When the game’s full size is about 45GB on other platforms, getting this down to 32GB is nuts – what sorcery went into making this work?

Well, it’s a sorcery [laughs]. But one thing is textures – you want to make sure that textures work well within the resolutions that you have. Secondly, you can get rid of some of the very detailed models because you don’t need to have them for 720p. You can also recompress cutscenes for 720p. So step by step up, you get some space, and we also work with a bit of the audio and a few other of those areas.

Was there ever a conversation on excluding the DLC in order to make sure everything fit on the card, or just going for a smaller cheaper card and putting the rest of the content for download?

For us, it was always about bringing the full experience, believing in getting the full game, having all the DLC, everything that we’ve released so far. It’s all about this consistency – we want to make sure that you can actually play the whole adventure, and not just part of it. There would be no point otherwise. Obviously, we know how expensive it is for the cards, but we want to make sure that whoever buys the game can enjoy it straight away, and not everyone has internet access. It’s what we promised to deliver.

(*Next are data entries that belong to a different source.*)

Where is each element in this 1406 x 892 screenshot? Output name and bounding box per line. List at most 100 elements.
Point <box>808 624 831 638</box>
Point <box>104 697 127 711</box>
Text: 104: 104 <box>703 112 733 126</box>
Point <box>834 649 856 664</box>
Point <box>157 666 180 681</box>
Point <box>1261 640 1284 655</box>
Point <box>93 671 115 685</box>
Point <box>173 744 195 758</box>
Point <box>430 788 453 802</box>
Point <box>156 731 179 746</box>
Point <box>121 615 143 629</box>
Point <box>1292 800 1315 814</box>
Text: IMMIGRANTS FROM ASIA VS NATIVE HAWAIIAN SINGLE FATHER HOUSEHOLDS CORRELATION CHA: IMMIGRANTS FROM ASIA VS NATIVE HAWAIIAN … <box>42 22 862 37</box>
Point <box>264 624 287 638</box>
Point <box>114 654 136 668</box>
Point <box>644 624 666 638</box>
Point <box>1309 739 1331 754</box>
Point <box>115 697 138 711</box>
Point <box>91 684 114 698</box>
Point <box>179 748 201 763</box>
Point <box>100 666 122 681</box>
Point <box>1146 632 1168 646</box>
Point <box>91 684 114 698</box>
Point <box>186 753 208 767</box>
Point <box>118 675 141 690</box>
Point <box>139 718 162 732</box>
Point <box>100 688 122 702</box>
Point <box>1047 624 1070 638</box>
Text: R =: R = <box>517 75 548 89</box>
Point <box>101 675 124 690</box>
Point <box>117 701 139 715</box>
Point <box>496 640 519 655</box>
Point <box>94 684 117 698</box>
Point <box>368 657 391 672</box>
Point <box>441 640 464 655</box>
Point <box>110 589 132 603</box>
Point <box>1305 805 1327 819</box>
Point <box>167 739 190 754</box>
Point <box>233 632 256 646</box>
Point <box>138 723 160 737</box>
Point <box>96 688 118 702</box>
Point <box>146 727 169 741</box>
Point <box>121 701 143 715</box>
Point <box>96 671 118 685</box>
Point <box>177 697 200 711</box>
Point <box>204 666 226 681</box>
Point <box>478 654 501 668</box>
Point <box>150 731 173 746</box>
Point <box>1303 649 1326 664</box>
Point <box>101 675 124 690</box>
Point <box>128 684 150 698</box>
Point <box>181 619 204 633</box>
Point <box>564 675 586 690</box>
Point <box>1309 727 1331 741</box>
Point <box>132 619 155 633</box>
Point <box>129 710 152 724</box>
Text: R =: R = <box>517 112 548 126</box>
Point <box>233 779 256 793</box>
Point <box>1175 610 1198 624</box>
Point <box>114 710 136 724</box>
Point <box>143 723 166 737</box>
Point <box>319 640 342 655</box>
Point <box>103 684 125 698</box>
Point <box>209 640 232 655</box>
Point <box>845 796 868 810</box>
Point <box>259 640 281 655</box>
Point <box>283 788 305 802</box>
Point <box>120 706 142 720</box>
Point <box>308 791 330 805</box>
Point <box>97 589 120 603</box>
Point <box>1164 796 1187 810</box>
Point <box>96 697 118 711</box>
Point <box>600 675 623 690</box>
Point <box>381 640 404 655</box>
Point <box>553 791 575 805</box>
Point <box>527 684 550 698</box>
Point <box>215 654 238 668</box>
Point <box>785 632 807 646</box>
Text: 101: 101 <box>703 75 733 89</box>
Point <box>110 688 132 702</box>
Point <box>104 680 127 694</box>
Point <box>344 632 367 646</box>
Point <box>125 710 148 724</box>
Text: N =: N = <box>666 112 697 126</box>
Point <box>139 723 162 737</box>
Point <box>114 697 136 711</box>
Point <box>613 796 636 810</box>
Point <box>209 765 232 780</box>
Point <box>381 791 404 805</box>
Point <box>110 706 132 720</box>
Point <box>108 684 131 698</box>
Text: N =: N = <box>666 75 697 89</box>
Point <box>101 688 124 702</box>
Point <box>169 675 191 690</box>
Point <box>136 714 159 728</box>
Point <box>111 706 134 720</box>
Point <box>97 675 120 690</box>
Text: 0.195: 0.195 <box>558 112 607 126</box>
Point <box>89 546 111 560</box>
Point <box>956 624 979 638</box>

There’s feedback regarding the graphics being obviously not similar to what you’re going to get on the other platforms, though having played it for myself, it runs beautifully. How do you respond to those concerns and criticisms?

The way I perceive The Witcher myself is it’s a huge open world RPG with story, quests, great gameplay, and all of the standards that is essential to what we do as CD Projekt. We still want to achieve visual fidelity, but this is also a way to convey a story rather than a goal in itself. We wanted to make sure that we are in a position where the experience that you get on a Switch is the same experience that you get on other platforms. We don’t have a question whether this is fun to play or not. It’s the same critically acclaimed game that everyone knows.

The Witcher 3 Switch

What was your favourite part of the porting process?

I think the best and most fun part of all was actually taking the first build and then going around the studio with the Switch, giving it to people [laughs]. We’ve seen it on the other platforms but now this is it, we’re bringing it to the team, giving it to them, seeing their reaction, knowing they can now enjoy playing it on the go!

Were there any particular elements you tweaked specifically for handheld mode?

Definitely the user interface. We wanted to make sure that whatever you do in the game, it’s big enough, visible and readable enough, so we spent some time tweaking it and making sure that it’s there. But it also switches between, so when you dock the game, you’ll see that it comes back to the more standard layout. We were considering additional things like touchscreen management, but we’re also thinking whether this would make sense or not. We want to make sure there is a consistent experience between the platforms.

Unlike other high-profile third-party Switch ports like Skyrim, Rocket League and Diablo, there’s surprisingly no Nintendo content or Easter egg in there. Was that something you considered or would Link’s gear have messed with the world of The Witcher?

Of course, the idea occurred to us, but it’s all about the consistency of experience. The main focus was on making sure that this is the same version we have.

Assuming that this port is going to be very successful, are there plans to continue bringing games to Switch, whether that’s future or legacy content, e.g. the first two Witcher games?

Those questions will be difficult for me to answer. Definitely, we have learned a lot about the platform, but what the future will bring, it’s hard to say. That’s more of a question for our business management guys. Right now, we are focusing on making sure Cyberpunk 2077 is ready [note: none of us believe this is coming to Switch, but never say never].